Из-за этой «выпендрежной» манеры поведения, а главное, напыщенного стиля его стихотворений, с первых же шагов в литературе его, с легкой руки авторитетнейшей Зинаиды Гиппиус, окрестят «путаником, который несет какую-то невнятицу». Сам ли он это понял либо последовал чьему-то совету, но увлечение мистикой, по счастью, вскоре прошло.

Гибельник

В Японии говорят: «Если на своем жизненном пути ты не встретил больших препятствий, значит, ты не состоялся. Купи их за большие деньги». У Александра Блока очень долгое время не было «больших препятствий». А что делает человек, у которого все есть и он не знает, куда приложить энергию и силы? Он начинает совершать глупости. Например, всерьез подумывает о самоубийстве – даже покупает для этой цели пистолет и пишет записку: «В моей смерти прошу никого не винить…»

Начитавшись оригинального, но путаного философа Владимира Соловьева и заразившись его мистицизмом, Блок вдруг «влюбляется» в слово «гибель». И – пошло-поехало. Что ни стих – то обязательно о гибели. Что ни статья – о том же. Проводит осень в своей усадьбе, развлекается с утра до ночи шарадами, по словам тетки, «сотрясаясь и сияя от удовольствия», и в это же время сочиняет стихи о своей музе – «Есть в напевах твоих сокровенных Роковая о гибели весть…». Пишет статью к юбилею Аполлона Григорьева, но, по сути, не о юбиляре, а о том, что «не совершается ли уже, пока мы говорим здесь, какое-то страшное и безмолвное дело? Не обречен ли уже кто-либо из нас бесповоротно на гибель?». Путешествует по красивейшим местам Италии и тут же пророчит: «Уже при дверях то время, когда неслыханному разрушению подвергнется и искусство. Возмездие падет и на него». Таких цитат можно выбрать из его стихов и статей сотни…

Что это? Беспокойство за судьбу человечества? Начало душевной болезни? Не похоже…

Заглянем в дневник поэта. Вот запись за 22 декабря 1912 года: «Больно, когда падает родная береза в дедовском саду. Но приятно, сладко, когда Галилея и Бруно сжигают на костре, когда Сервантес изранен в боях, когда Данте умирает на паперти». А вот цитата из записной книжки, запись от 5 апреля 1912 года: «Гибель «Титаника» вчера обрадовала меня несказанно – есть еще океан». О чем это он?
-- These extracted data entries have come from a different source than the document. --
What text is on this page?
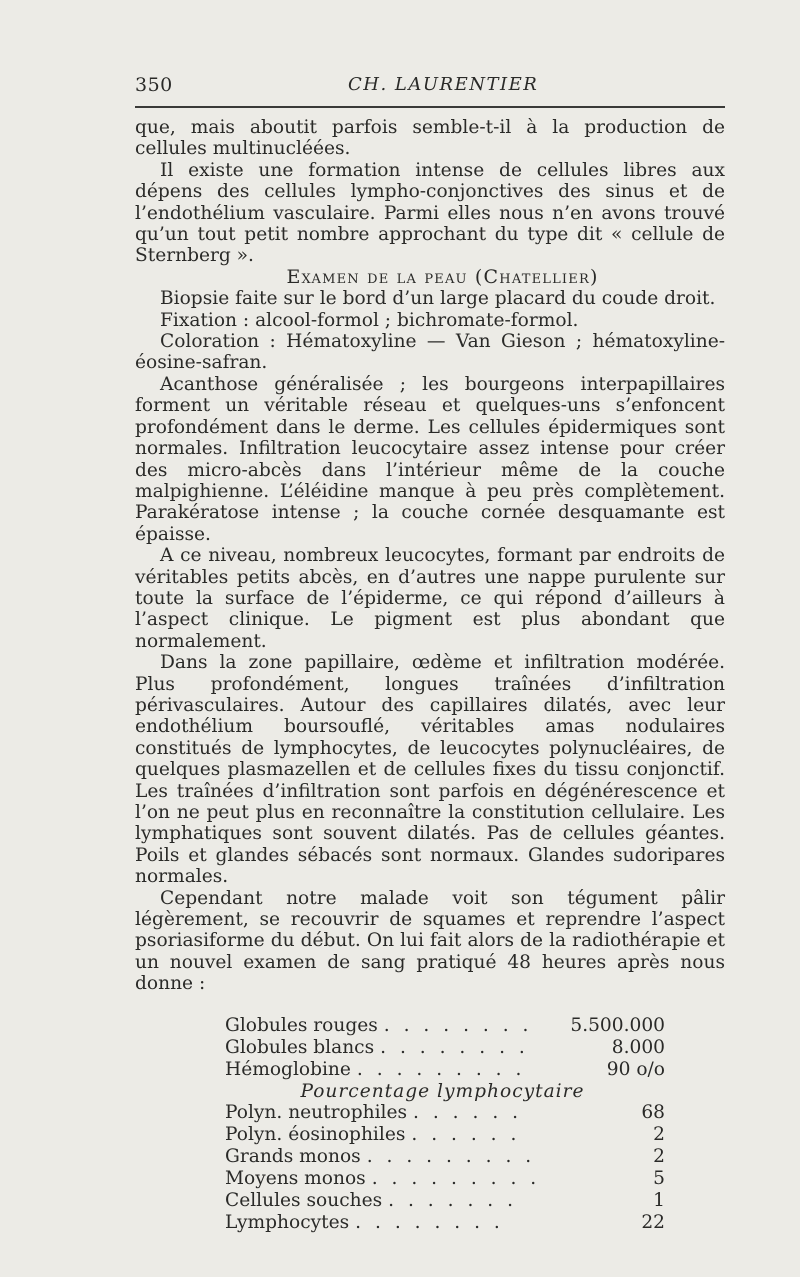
350	CH. LAURENTIER

que, mais aboutit parfois semble-t-il à la production de cellules multinucléées.

Il existe une formation intense de cellules libres aux dépens des cellules lympho-conjonctives des sinus et de l’endothélium vasculaire. Parmi elles nous n’en avons trouvé qu’un tout petit nombre approchant du type dit « cellule de Sternberg ».

Examen de la peau (Chatellier)

Biopsie faite sur le bord d’un large placard du coude droit.

Fixation : alcool-formol ; bichromate-formol.

Coloration : Hématoxyline — Van Gieson ; hématoxyline-éosine-safran.

Acanthose généralisée ; les bourgeons interpapillaires forment un véritable réseau et quelques-uns s’enfoncent profondément dans le derme. Les cellules épidermiques sont normales. Infiltration leucocytaire assez intense pour créer des micro-abcès dans l’intérieur même de la couche malpighienne. L’éléidine manque à peu près complètement. Parakératose intense ; la couche cornée desquamante est épaisse.

A ce niveau, nombreux leucocytes, formant par endroits de véritables petits abcès, en d’autres une nappe purulente sur toute la surface de l’épiderme, ce qui répond d’ailleurs à l’aspect clinique. Le pigment est plus abondant que normalement.

Dans la zone papillaire, œdème et infiltration modérée. Plus profondément, longues traînées d’infiltration périvasculaires. Autour des capillaires dilatés, avec leur endothélium boursouflé, véritables amas nodulaires constitués de lymphocytes, de leucocytes polynucléaires, de quelques plasmazellen et de cellules fixes du tissu conjonctif. Les traînées d’infiltration sont parfois en dégénérescence et l’on ne peut plus en reconnaître la constitution cellulaire. Les lymphatiques sont souvent dilatés. Pas de cellules géantes. Poils et glandes sébacés sont normaux. Glandes sudoripares normales.

Cependant notre malade voit son tégument pâlir légèrement, se recouvrir de squames et reprendre l’aspect psoriasiforme du début. On lui fait alors de la radiothérapie et un nouvel examen de sang pratiqué 48 heures après nous donne :

Globules rouges . . . . . . . .	5.500.000
Globules blancs . . . . . . . .	8.000
Hémoglobine . . . . . . . . .	90 o/o

Pourcentage lymphocytaire

Polyn. neutrophiles . . . . . .	68
Polyn. éosinophiles . . . . . .	2
Grands monos . . . . . . . . .	2
Moyens monos . . . . . . . . .	5
Cellules souches . . . . . . .	1
Lymphocytes . . . . . . . .	22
Да все о том же – о гибели. О гибели человечества.

Чем же оно ему так насолило?

«Барышня за стеной поет… когда она наконец ожеребится?»
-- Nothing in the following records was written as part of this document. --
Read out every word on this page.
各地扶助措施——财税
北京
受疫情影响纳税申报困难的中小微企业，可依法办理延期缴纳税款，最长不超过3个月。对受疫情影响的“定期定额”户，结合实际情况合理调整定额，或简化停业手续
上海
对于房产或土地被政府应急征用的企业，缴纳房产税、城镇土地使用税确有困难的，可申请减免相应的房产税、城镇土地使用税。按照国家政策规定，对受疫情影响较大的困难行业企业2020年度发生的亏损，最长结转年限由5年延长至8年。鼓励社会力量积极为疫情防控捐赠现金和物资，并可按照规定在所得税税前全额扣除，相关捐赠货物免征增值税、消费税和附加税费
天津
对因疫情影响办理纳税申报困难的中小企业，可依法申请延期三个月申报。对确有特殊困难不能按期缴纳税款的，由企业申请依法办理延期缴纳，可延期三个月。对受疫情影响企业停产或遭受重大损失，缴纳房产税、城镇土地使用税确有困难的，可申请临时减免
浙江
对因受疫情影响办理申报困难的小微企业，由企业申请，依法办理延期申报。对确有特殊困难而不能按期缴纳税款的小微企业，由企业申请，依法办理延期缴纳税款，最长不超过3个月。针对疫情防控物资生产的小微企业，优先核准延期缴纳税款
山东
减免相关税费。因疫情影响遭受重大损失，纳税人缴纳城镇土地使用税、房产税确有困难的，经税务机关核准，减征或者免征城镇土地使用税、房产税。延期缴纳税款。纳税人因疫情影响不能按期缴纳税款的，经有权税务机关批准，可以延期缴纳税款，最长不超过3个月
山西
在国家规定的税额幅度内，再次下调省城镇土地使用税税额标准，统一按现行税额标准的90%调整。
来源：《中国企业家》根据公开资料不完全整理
Февральской ночью 1918 года Блок заносит в дневник: «Я живу в квартире, а за тонкой перегородкой находится другая квартира, где живет буржуа с семейством… Он обстрижен ежиком, расторопен, пробыв всю жизнь важным чиновником, под глазами – мешки, под брюшком тоже, от него пахнет чистым мужским бельем, его дочь играет на рояли, его голос – тэноришка – раздается за стеной, на лестнице, во дворе у отхожего места, где он распоряжается, и пр. Везде он.

Господи Боже! Дай мне силу освободиться от ненависти к нему, которая мешает мне жить в квартире, душит злобой, перебивает мысли. Он такое же плотоядное двуногое, как я. Он лично мне еще не делал зла. Но я задыхаюсь от ненависти, которая доходит до какого-то патологического истерического омерзения, мешает жить.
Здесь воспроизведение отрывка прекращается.